Don't let anyone tell you sensible isn't sexy, because it is! This blog post could be an infomercial for Jockey cotton bikini brief underwear, but it's not. It's simply an admission that I am turning 39 in a matter of weeks, and am officially past the point of wearing lace dental floss between my ass cheeks and pretending I'm okay with that. Visible Panty Line ("VPL") be damned!
Underwear is like a car in that way. When you're 16, you care about driving or riding in a convertible or a Jeep or whatever. But by the time you're creeping up on 40 it's like, gimme the minivan or a Volvo station wagon. And Jockeys are the minivan of underwear.
My mom wears these, and so do I. Sure, my mom is 71 and is two sizes smaller than me (BITCH!!), but the woman is an M.D. and she is not fucking around with comfort. Yes she is a grandma, and really Jockey underwear are therefore granny panties, but I'm not a grandma, and still I love these.
They're not hot, they're not sexy, they're not getting you laid or acting as the repository for dollah billz, and they almost look weird WITHOUT half a bush coming out both sides of the leg elastic.
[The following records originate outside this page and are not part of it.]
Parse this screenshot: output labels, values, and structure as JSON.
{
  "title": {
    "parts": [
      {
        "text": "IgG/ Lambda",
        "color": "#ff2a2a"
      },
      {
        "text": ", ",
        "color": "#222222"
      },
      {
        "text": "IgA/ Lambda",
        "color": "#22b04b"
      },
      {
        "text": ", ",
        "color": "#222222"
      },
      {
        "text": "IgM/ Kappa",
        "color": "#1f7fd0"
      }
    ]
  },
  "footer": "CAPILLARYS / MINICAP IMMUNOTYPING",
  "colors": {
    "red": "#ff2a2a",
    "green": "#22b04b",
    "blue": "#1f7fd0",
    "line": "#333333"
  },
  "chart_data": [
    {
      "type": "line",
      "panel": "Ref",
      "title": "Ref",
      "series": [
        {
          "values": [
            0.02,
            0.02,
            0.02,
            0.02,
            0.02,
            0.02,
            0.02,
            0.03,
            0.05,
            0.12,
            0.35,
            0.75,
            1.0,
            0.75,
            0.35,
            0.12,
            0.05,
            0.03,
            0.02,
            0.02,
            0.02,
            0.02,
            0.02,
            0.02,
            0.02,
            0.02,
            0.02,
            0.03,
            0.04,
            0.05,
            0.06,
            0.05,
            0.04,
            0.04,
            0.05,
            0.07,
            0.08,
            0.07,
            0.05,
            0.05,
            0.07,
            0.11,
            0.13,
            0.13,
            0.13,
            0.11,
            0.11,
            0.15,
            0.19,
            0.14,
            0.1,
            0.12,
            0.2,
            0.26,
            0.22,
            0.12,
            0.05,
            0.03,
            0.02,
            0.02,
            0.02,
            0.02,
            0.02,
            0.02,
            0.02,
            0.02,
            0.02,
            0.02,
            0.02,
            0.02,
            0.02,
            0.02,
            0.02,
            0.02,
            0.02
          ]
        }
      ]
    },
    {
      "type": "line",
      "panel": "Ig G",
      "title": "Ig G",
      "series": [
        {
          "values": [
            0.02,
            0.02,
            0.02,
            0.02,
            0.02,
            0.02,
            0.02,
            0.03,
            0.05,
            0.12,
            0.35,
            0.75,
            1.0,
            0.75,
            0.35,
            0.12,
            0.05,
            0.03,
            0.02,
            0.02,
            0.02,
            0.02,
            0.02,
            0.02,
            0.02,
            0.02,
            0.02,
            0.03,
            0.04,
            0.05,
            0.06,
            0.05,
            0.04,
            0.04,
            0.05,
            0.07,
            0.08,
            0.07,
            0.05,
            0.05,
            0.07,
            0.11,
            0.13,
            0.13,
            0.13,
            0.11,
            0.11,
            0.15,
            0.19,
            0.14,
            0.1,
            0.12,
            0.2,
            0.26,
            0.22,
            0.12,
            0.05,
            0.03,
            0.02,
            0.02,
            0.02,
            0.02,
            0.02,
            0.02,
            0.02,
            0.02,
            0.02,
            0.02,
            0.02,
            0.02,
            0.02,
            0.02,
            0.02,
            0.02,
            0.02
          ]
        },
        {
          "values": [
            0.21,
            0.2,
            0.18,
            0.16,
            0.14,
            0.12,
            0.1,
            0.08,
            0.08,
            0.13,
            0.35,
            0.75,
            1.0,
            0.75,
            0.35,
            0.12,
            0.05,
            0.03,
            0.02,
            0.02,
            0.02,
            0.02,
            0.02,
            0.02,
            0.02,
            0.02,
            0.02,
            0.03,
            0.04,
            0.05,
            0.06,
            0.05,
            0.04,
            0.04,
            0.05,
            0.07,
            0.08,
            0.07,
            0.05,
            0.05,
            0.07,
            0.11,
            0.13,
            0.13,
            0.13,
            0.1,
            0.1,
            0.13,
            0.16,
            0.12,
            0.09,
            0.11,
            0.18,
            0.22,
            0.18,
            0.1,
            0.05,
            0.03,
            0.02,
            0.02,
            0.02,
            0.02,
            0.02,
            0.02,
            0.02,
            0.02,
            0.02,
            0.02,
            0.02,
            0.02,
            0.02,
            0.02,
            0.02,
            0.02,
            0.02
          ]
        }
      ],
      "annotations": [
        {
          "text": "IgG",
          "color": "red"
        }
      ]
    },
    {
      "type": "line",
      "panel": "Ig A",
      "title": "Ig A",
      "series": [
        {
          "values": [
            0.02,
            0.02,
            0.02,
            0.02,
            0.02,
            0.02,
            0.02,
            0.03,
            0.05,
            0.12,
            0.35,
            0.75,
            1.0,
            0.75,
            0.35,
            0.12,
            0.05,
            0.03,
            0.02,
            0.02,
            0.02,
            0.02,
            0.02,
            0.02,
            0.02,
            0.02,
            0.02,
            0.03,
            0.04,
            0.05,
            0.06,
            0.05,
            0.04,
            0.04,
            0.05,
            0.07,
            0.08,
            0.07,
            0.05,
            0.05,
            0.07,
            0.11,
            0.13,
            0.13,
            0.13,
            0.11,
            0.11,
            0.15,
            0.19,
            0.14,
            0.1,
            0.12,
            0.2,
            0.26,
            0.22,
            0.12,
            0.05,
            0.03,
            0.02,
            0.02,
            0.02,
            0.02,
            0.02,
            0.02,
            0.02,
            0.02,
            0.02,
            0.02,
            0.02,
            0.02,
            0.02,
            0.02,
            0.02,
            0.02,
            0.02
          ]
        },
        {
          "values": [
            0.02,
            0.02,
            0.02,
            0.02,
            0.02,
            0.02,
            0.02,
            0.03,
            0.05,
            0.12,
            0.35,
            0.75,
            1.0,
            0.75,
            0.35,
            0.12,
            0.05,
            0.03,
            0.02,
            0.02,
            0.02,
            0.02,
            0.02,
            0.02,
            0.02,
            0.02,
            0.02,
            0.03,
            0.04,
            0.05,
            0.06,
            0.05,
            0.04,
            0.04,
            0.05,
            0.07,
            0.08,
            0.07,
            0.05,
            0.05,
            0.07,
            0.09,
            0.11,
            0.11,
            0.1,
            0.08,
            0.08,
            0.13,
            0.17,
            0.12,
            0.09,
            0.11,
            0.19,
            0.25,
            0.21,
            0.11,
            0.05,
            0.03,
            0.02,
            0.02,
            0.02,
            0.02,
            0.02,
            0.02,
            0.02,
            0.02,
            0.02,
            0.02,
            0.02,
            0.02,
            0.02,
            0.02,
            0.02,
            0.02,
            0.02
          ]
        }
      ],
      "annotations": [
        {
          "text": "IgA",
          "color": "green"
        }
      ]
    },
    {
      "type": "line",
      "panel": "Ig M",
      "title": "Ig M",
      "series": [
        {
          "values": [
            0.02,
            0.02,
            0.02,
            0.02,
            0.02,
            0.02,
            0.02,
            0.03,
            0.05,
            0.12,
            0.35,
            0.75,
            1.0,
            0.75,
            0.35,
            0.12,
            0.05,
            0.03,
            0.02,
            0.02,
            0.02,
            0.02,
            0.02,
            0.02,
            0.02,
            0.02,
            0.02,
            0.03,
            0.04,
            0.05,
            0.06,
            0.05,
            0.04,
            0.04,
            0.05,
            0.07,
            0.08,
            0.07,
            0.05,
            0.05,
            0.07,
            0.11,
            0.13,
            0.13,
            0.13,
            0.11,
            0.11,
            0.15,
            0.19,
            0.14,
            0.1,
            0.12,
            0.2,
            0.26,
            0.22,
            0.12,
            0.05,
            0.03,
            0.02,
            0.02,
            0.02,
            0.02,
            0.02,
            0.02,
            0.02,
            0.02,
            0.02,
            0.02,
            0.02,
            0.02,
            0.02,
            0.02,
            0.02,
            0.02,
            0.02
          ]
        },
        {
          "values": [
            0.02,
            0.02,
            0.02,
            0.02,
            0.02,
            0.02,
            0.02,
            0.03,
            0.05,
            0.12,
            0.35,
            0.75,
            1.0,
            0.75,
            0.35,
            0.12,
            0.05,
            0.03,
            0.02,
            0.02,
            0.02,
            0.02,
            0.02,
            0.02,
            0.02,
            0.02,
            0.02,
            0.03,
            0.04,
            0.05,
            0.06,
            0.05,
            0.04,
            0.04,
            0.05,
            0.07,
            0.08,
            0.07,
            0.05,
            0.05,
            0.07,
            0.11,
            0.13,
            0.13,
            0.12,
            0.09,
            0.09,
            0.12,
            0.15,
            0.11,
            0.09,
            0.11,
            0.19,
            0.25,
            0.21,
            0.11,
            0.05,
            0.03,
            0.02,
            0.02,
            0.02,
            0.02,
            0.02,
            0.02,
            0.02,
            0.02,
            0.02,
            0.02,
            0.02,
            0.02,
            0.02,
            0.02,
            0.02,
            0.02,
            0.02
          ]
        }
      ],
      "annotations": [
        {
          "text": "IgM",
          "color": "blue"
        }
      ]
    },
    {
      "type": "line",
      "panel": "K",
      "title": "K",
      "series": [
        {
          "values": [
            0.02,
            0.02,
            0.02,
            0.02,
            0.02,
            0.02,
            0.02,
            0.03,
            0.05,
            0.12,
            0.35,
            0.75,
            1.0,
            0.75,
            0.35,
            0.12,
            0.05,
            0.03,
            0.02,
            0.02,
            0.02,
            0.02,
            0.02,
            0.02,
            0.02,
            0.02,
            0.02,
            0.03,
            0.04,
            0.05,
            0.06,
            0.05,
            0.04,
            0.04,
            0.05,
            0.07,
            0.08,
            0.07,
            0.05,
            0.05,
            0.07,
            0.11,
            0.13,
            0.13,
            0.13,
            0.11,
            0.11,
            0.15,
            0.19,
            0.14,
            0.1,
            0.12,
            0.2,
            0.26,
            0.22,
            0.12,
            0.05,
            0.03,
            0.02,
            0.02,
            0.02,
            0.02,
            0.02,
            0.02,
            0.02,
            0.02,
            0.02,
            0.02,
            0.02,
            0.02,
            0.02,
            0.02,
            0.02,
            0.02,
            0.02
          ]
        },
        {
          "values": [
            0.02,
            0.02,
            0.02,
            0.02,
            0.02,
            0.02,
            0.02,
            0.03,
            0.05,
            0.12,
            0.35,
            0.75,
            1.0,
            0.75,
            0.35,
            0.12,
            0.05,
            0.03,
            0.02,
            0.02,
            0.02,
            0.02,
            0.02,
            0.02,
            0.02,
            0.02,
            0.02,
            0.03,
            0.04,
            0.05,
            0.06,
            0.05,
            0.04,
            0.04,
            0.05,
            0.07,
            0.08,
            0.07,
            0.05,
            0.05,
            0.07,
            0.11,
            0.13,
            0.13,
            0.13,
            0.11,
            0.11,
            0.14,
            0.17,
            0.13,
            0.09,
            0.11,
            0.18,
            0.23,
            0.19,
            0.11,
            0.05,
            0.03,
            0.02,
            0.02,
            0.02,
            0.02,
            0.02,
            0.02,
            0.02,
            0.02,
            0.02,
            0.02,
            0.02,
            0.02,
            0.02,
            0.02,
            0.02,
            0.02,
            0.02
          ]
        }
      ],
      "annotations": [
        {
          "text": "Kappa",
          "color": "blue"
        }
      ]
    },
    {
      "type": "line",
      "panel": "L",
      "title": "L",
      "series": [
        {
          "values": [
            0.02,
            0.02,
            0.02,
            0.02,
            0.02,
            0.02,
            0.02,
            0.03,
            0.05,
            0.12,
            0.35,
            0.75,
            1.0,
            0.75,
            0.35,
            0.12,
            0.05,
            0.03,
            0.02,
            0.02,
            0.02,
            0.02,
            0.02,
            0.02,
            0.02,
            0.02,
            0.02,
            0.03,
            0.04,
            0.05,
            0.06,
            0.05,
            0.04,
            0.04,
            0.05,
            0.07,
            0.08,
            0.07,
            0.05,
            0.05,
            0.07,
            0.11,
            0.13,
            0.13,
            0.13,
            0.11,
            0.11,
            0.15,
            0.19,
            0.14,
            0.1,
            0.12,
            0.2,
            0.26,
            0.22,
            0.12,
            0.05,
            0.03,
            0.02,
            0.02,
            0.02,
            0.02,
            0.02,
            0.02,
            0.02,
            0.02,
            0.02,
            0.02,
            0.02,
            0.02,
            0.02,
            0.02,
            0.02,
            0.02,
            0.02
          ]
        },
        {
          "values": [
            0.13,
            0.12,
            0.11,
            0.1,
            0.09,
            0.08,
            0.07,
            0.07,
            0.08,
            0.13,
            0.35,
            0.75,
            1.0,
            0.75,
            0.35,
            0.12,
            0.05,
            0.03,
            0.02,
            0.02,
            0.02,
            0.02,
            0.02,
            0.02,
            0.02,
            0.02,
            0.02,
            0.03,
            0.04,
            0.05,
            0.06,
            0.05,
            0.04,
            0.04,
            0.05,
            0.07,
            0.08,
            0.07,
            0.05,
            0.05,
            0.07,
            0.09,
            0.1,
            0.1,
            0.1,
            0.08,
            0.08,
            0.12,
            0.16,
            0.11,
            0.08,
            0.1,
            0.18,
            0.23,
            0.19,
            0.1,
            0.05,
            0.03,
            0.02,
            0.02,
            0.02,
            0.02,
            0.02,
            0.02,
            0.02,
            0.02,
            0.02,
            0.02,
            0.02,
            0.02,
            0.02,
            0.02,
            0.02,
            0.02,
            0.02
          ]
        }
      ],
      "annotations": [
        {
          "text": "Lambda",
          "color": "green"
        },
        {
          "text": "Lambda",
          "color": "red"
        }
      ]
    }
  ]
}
But you're old AF, and you don't want to get laid by a man most days anyway. At most, you want to get laid by your vibrator and catch a few reruns of Friends. And you're making most of your bills in direct deposit, as opposed to having them directly deposited into your crotch on a stripper pole.
Jockey bikini briefs: the workhorse of underwear that tells the world--and ESPECIALLY the opposite sex--that you give fewer fucks than you ever have in your life.